这秋乞节既是为了庆贺一年庄稼成熟丰收,也是可供给对家人、朋友的祈祷,总之,是一个用于祝福、求福的节日。
“庆贺一年庄稼成熟丰收?那要是这一年庄稼不成熟不丰收,这节岂不是不用过了?”明以言一边换上好不容易才弄来的男装一边打趣道。

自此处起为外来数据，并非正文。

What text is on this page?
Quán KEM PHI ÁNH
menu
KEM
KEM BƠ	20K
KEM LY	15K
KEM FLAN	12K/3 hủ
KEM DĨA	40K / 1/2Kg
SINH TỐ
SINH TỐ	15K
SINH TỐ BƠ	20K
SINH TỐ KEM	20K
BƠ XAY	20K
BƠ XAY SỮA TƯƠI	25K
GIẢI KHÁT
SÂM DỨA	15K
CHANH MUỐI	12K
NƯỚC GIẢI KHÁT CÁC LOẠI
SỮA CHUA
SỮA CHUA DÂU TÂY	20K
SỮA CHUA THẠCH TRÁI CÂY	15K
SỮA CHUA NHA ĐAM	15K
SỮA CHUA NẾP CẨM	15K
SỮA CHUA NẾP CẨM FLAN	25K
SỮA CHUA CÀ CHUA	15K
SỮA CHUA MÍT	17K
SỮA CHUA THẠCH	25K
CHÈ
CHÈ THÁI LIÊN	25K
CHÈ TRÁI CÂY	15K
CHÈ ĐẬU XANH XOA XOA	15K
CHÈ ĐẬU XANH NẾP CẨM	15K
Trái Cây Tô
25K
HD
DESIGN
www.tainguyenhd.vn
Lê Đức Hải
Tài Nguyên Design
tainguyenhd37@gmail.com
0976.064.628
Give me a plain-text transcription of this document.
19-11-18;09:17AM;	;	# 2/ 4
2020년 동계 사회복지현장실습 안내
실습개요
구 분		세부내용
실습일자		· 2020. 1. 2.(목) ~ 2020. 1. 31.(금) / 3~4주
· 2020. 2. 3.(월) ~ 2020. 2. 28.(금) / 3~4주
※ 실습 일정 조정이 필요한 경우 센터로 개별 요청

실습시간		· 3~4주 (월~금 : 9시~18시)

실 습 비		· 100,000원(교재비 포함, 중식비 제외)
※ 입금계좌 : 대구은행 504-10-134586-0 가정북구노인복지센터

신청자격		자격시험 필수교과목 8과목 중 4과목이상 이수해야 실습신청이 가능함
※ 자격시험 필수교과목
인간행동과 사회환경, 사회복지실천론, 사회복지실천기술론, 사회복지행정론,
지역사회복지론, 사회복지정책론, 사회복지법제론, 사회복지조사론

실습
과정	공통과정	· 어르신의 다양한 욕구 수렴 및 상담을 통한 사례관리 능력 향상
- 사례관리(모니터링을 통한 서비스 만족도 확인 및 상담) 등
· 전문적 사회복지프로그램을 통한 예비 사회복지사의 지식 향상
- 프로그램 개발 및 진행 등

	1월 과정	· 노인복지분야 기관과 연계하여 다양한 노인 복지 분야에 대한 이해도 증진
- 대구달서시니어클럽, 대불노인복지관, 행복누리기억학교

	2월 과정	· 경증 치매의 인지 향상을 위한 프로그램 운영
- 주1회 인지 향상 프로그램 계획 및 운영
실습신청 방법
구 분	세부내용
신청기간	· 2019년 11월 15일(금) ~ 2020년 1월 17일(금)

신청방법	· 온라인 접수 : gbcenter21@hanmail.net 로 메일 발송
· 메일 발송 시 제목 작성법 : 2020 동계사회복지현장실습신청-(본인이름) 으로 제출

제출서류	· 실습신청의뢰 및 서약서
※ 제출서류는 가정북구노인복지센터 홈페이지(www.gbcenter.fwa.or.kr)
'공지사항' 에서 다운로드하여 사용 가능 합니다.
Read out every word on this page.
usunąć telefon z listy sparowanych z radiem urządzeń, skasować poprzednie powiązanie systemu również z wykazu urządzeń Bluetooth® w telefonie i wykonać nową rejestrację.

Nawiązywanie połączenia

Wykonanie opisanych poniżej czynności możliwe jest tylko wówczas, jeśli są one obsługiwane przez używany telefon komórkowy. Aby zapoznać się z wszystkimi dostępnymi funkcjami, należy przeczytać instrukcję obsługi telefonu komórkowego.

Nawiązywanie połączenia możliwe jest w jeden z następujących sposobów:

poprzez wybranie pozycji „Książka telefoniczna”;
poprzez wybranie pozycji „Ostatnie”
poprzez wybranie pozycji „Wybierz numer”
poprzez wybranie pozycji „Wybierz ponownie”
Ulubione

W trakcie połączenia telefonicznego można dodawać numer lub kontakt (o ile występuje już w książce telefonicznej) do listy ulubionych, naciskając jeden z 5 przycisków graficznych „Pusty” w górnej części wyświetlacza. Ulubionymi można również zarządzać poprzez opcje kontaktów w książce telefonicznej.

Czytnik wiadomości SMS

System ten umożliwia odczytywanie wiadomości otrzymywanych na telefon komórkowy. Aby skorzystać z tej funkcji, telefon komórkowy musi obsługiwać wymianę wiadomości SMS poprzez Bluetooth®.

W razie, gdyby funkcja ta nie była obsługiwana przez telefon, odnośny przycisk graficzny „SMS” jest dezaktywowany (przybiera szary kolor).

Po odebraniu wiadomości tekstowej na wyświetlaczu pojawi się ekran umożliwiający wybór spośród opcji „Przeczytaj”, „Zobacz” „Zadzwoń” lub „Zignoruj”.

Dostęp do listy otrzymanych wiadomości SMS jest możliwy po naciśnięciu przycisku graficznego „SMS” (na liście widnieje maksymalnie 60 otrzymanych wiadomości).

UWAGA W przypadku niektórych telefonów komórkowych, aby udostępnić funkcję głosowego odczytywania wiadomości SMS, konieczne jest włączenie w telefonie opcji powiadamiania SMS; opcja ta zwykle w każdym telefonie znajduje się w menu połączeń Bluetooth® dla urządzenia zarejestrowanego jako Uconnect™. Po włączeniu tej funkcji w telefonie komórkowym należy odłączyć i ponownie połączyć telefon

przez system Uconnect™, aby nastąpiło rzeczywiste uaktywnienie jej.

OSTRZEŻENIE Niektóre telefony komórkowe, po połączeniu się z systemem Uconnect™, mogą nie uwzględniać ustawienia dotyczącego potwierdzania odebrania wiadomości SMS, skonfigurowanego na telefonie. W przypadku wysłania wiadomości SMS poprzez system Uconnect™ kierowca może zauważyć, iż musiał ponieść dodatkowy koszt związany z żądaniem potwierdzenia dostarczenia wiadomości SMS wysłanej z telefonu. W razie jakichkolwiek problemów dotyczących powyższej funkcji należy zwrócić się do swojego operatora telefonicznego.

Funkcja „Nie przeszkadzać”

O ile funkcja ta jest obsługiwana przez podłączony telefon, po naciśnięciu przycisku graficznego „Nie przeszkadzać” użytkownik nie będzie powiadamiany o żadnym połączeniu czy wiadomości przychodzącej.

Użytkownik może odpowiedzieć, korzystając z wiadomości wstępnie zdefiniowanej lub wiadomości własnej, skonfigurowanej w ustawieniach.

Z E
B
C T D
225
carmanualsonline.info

谁知被刚刚进门的许兰儿听到了,她急忙关上门,像是做了什么见不得人的事一样。
“嘘!娘娘,这话可不能乱说!”
明以言嘲弄她:“我知道了,我也就随口一说,至于这么紧张兮兮的吗?而且这节不是也还用于求福吗,一者多用嘛!”
许兰儿可不光是因为明以言这一句玩笑而紧张,她看着正处在兴奋中的明以言,总觉得心里不踏实。思来想去,还是劝她:“娘娘,你还是别这样出去了,回头让太子殿下或者别人发现
了,奴婢们就算有十个脑袋都不够砍的。”
一直在试图适应身上那套宽大男装的芷心也面露担忧。
“是啊,小姐,别去了吧!就算要去,也没必要穿成这个样子啊!”
听到她们一唱一和,明以言却不以为然:“不穿成这样怎么出去!你还以为这是我们明府啊!当宫门那几个凶神恶煞的主是我们家看门的小家丁?再说了,我们不都计划好了的吗?你不说我不说,谁会发现啊!”
许兰儿想再说什么,倒被芷心拦了下来。
“唉,兰儿,算了!小姐以前都是这样偷出去玩的,也没见老爷发现过几次。”而且,芷心知道明以言出去的目的,她也难得有心情去凑热闹,就陪她去呗。
许兰儿叹了口,小声说:“我还真希望你像刚来那段时间一样……”
正在摆弄帽子的明以言听到许兰儿的话,一个转身没趁许兰儿注意就抽出自己腰间的令牌放到许兰儿手上,“赶紧走!”
今天白天,东宫请了一众修剪树叶的人,明以言和芷心装成了其中园林师混在了队伍的最后面。许兰儿则是管事宫女,领着一群人走向东宫门口。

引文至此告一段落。